Thursday, June 17, 2010

Chocolate-Strawberry Shortcake

Chocolate-Strawberry Shortcake
Kraft

prep time
35 min
total time
1 hr 17 min
makes
12 servings

What You Need!
1-1/2 cups flour
1 Tbsp. baking powder
1/2 tsp. baking soda
1/2 tsp. salt
1/2 cup granulated sugar
1/3 cup cold butter, cut up
1/2 cup milk
1/2 cup buttermilk
2 squares BAKER'S Unsweetened Chocolate, melted
2 Tbsp. granulated sugar
1 Tbsp. brown sugar
2 squares BAKER'S Semi-Sweet Chocolate
1 tub (8 oz.) COOL WHIP Whipped Topping, thawed
3 cups quartered fresh strawberries
Make It!

HEAT oven to 400°F.

MIX first 4 ingredients in large bowl. Stir in 1/2 cup granulated sugar. Cut in butter with pastry blender or 2 knives until mixture resembles coarse crumbs. Add next 3 ingredients; mix well. Pour into 2 greased and floured 9-inch round pans. Mix 2 Tbsp. granulated sugar and the brown sugar; sprinkle over batter.

BAKE 12 min. or until toothpick inserted in centers comes out clean. Cool cakes in pans 10 min. Remove from pans to wire racks; cool completely.

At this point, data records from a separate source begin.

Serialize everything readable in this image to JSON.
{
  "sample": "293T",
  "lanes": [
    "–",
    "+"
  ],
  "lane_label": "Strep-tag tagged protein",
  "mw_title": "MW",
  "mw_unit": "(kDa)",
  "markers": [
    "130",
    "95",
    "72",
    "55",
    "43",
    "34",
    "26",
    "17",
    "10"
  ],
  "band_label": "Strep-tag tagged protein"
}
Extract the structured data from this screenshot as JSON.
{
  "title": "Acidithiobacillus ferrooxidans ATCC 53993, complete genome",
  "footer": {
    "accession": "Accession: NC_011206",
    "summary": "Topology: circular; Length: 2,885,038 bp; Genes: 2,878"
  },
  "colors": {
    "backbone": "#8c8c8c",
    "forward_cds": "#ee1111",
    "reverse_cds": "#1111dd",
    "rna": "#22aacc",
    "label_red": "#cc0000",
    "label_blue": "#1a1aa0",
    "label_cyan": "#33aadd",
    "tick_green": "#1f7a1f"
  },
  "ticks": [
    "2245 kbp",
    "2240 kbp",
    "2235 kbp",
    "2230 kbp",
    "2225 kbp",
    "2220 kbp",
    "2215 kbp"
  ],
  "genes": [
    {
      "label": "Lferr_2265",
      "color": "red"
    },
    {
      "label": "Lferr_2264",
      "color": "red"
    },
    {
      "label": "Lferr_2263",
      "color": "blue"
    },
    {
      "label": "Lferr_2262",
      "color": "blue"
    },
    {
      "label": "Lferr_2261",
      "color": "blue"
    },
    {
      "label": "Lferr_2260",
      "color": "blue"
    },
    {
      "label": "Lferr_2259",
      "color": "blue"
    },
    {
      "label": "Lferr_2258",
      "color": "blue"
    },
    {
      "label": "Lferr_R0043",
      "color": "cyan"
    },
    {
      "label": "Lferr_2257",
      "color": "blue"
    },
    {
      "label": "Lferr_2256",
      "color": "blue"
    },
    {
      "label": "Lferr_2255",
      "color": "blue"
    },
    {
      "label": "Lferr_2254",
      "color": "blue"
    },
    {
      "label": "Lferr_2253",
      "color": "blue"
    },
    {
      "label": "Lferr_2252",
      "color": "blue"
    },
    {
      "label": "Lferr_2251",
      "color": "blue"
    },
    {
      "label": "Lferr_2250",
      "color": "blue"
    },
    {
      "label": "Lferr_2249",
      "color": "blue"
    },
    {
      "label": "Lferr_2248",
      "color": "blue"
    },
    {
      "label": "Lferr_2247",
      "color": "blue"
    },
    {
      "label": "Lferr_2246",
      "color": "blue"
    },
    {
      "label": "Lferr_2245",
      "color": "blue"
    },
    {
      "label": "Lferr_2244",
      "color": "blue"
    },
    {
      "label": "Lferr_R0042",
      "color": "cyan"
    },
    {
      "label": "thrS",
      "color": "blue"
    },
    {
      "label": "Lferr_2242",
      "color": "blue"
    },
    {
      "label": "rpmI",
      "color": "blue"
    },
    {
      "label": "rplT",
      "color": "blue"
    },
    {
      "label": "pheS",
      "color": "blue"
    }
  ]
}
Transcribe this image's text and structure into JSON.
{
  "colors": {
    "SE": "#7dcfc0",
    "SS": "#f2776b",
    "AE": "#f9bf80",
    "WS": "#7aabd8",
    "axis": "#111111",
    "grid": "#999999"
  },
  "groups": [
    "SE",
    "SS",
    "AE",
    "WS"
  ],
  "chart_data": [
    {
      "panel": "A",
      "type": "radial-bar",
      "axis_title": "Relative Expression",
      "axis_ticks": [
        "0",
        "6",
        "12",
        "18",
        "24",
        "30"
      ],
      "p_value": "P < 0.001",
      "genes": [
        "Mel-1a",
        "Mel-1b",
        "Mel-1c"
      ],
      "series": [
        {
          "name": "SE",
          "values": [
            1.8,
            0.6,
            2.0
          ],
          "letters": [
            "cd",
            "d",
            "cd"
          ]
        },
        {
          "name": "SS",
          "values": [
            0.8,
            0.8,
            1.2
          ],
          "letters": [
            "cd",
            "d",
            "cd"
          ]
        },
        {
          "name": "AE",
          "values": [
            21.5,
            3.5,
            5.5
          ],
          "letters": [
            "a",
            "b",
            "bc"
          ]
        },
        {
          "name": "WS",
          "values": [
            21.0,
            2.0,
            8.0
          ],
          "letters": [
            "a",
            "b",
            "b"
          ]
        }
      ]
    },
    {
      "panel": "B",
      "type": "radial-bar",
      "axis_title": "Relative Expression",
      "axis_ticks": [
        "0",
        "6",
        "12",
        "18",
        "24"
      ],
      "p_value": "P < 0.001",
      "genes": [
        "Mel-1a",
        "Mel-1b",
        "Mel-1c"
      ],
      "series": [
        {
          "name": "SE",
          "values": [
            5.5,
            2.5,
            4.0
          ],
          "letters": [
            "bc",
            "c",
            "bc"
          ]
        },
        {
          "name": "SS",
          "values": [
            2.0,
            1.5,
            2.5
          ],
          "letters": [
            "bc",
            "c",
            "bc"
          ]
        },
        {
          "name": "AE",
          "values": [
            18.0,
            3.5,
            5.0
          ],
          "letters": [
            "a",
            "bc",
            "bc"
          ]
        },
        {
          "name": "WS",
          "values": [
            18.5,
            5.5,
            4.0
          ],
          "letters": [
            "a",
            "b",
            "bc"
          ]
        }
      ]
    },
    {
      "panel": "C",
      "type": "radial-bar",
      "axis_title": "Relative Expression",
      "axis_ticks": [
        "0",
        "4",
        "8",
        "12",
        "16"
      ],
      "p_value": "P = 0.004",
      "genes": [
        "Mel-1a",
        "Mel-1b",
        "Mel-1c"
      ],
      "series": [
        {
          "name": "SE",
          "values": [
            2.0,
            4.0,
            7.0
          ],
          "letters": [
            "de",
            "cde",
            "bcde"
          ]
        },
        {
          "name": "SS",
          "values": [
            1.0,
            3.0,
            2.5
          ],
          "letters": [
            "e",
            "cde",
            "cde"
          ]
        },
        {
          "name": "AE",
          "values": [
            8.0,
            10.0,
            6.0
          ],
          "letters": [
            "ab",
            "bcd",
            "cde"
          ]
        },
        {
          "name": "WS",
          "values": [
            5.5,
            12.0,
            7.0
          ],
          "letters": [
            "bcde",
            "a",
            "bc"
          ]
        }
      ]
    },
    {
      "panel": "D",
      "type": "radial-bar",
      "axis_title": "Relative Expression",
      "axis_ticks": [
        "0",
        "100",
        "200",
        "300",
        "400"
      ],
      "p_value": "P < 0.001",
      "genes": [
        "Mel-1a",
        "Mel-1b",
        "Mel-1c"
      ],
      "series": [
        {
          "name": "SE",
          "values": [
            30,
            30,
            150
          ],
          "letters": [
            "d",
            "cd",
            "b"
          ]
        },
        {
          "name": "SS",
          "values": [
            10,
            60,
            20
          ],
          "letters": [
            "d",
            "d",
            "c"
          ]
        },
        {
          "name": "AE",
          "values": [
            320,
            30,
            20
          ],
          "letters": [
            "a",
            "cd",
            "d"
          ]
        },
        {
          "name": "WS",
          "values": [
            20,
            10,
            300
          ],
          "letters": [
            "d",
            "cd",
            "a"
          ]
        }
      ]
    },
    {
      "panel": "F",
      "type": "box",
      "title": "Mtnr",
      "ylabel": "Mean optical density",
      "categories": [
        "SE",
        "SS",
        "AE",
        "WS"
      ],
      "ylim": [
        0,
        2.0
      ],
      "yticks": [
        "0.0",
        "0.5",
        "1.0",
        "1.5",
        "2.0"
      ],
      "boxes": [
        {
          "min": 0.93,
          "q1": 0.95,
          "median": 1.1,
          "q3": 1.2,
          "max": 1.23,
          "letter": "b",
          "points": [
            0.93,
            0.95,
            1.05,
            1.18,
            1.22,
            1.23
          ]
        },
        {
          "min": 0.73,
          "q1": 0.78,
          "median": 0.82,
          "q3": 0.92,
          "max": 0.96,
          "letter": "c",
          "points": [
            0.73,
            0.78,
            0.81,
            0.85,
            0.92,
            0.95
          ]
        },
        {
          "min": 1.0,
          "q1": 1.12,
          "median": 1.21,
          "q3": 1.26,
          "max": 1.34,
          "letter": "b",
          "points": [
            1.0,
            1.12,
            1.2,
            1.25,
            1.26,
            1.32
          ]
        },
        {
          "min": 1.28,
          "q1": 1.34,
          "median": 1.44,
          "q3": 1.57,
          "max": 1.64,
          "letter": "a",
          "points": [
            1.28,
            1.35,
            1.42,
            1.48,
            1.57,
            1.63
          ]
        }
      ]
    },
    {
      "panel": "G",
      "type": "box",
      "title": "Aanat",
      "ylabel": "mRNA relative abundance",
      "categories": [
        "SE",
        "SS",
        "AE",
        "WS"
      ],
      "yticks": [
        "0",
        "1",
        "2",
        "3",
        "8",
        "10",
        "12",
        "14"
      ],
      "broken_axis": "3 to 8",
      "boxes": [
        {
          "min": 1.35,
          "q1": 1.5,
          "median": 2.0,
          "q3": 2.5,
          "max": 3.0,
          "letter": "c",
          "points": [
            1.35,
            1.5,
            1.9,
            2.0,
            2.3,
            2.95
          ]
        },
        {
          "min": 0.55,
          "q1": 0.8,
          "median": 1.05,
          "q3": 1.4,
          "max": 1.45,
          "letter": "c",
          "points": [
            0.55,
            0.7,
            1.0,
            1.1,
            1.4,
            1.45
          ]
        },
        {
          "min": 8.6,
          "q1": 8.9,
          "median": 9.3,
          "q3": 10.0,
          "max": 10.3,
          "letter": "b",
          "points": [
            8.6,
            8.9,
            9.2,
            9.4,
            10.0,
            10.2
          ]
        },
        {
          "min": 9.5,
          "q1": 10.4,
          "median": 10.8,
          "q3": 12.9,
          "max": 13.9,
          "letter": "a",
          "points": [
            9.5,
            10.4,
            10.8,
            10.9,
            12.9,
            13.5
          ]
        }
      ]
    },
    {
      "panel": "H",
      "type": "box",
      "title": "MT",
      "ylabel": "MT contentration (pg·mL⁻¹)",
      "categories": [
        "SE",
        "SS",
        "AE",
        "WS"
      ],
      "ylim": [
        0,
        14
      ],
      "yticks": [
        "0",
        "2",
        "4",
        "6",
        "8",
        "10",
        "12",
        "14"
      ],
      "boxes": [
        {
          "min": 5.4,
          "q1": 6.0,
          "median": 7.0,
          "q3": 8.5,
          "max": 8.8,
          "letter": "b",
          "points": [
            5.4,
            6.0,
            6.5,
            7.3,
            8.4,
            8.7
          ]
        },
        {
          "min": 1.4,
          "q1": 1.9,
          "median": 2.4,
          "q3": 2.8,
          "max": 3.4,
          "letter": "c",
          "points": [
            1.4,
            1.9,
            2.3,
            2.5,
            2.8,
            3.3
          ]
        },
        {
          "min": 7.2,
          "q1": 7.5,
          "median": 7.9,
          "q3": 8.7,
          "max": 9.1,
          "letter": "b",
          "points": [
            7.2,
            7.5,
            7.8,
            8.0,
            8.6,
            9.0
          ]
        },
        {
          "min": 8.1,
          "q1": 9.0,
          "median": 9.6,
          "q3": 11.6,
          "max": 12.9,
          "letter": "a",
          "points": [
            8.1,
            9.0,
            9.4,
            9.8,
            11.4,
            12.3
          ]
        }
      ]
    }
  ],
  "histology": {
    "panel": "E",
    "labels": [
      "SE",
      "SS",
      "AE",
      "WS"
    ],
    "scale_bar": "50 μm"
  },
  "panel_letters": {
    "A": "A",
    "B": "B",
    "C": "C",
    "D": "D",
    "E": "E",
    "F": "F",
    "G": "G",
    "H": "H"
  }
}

MELT semi-sweet chocolate as directed on package. Place one cake layer on plate; top with half each of COOL WHIP and berries. Cover with second cake layer. Top with remaining COOL WHIP and berries; drizzle with semi-sweet chocolate.
Kraft Kitchens Tips
Substitute
If you don't have buttermilk, use this easy substitution. Add 1-1/2 tsp. white vinegar or lemon juice to measuring cup. Add enough milk to measure 1/2 cup. Let stand 5 min
Substitute
Prepare using COOL WHIP LITE Whipped Topping.
nutritional information
per serving

Wednesday, June 16, 2010

One-Bowl Chocolate Cupcakes

One-Bowl Chocolate Cupcakes
Martha Stewart

Ingredients

Makes 18 to 24.

* 3/4 cup unsweetened cocoa powder
* 1 1/2 cups all-purpose flour
* 1 1/2 cups sugar
* 1 1/2 teaspoons baking soda
* 3/4 teaspoon baking powder
* 3/4 teaspoon salt
* 2 large eggs
* 3/4 cup warm water
* 3/4 cup buttermilk
* 3 tablespoons safflower oil
* 1 teaspoon pure vanilla extract


Directions

1. Preheat oven to 350 degrees. Line standard muffin tins with paper liners; set aside. Sift together cocoa powder, flour, sugar, baking soda, baking powder, and salt into a large bowl. Add eggs, warm water, buttermilk, oil, and vanilla, and mix until smooth, about 3 minutes. Scrape down the sides and bottom of bowl to assure batter is well mixed.
2. Divide batter evenly among muffin cups, filling each 2/3 full. Bake until tops spring back when touched, about 20 minutes, rotating pan once if needed. Transfer to a wire rack; let cool completely.

Chocolate Frosting

Chocolate Frosting
Martha Stewart

Ingredients

* 4 1/2 cups confectioners' sugar
* 1/2 cup unsweetened Dutch-process cocoa powder
* 1/4 teaspoon salt
* 12 ounces cream cheese, room temperature
* 3/4 cup (1 1/2 sticks) unsalted butter, softened
* 18 ounces bittersweet chocolate, melted
* 1 1/2 cups sour cream


Directions

1. Sift sugar, cocoa powder, and salt into a large bowl. Put cream cheese and butter into the bowl of an electric mixer fitted with the paddle attachment; mix on medium-high speed until pale and fluffy, about 4 minutes. Reduce speed to low. Gradually add sugar mixture; mix until combined, 1 to 2 minutes. Mix in chocolate and sour cream. Use immediately.